The Industrial Era
It was with coal that the industrial adventure in Alès began in the 18th century, when Pierre-François de Tubeuf obtained, by several royal rulings between 1771 and 1774, the privilege of exploiting the mines he discovered near Alès.
At this same time, the silk market was also flourishing. The St. Bartholomew’s Day fair, held every summer on August 24 in Alès, was then renowned as the largest silk market in the region. 3 million pieces were sold in 1769! Silk production was then at its peak, until 1855 when the outbreak of the silkworm disease – pebrine – necessitated the arrival of Pasteur in Alès.

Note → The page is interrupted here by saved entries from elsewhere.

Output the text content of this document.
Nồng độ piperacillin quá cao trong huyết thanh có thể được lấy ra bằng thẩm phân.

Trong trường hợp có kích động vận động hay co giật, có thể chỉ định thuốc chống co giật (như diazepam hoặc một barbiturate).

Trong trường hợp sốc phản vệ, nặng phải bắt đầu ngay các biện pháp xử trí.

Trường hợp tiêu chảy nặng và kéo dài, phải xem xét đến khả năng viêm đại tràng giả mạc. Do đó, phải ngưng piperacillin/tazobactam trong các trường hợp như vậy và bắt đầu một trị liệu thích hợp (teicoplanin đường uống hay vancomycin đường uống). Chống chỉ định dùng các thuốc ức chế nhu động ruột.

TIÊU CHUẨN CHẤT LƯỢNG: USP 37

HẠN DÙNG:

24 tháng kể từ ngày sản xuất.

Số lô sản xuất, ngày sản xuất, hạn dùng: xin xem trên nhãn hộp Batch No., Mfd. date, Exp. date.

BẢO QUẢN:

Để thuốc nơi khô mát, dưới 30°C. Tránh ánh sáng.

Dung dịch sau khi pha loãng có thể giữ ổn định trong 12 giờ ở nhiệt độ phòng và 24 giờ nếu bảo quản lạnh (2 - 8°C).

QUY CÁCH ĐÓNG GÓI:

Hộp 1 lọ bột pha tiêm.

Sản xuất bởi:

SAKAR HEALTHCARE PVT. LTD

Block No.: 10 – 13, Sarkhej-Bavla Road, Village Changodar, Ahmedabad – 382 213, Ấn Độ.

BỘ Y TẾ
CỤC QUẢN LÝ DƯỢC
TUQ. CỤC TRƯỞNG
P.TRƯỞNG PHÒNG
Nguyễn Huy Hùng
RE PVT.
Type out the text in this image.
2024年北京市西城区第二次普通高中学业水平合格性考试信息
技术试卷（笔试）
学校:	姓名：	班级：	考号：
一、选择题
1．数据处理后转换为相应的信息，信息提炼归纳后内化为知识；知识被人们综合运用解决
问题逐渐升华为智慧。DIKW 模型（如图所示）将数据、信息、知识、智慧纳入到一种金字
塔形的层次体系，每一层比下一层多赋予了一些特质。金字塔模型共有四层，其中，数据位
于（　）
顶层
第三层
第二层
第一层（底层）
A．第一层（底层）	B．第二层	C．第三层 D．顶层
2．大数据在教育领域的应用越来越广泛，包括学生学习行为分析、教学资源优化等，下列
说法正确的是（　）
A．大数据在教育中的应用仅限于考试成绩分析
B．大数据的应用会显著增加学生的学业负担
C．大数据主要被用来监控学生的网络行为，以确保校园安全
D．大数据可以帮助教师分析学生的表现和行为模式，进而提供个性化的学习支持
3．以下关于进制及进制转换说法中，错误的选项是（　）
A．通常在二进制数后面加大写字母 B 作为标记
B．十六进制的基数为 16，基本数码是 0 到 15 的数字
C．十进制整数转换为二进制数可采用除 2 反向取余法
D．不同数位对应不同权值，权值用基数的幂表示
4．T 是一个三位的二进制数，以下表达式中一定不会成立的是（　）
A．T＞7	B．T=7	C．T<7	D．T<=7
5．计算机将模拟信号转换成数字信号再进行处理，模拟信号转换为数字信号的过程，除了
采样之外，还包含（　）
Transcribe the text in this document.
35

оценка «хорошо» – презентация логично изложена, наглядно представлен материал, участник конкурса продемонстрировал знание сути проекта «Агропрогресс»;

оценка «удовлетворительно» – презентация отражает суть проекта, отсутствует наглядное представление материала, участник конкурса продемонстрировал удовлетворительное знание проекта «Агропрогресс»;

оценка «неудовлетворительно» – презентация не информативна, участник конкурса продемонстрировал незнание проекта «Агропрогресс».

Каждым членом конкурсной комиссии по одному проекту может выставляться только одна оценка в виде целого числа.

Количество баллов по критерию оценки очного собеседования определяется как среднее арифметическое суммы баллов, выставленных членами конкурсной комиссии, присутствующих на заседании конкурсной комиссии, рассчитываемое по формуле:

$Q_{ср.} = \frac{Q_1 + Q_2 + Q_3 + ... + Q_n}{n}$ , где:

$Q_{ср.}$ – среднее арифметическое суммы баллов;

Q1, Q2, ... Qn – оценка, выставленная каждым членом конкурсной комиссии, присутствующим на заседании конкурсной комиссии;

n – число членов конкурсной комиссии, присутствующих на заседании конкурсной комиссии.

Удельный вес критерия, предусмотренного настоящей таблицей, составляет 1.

In the 19th century, Alès really entered the era of industrialization. The first railroads were set up. The Compagnie des Mines, Fonderies et Forges d’Alès was created in 1830. And in 1843, the first school to train master workers was born, the Ecole des maître-mineurs which would become the prestigious Ecoles des Mines d’Alès.
In 1912, coal production reached 2 million tons. And in 1947, there were 20,000 miners. But from 1958, the cost prices become uncompetitive compared to other sources of energy and production gradually declines.
Alès must then reinvent itself and experienced several periods of industrial conversion before becoming today one of the best agglomerations in France for entrepreneurship, ranked 2nd industrial pole of Occitania thanks to its fields of excellence around motorsports and eco-technologies.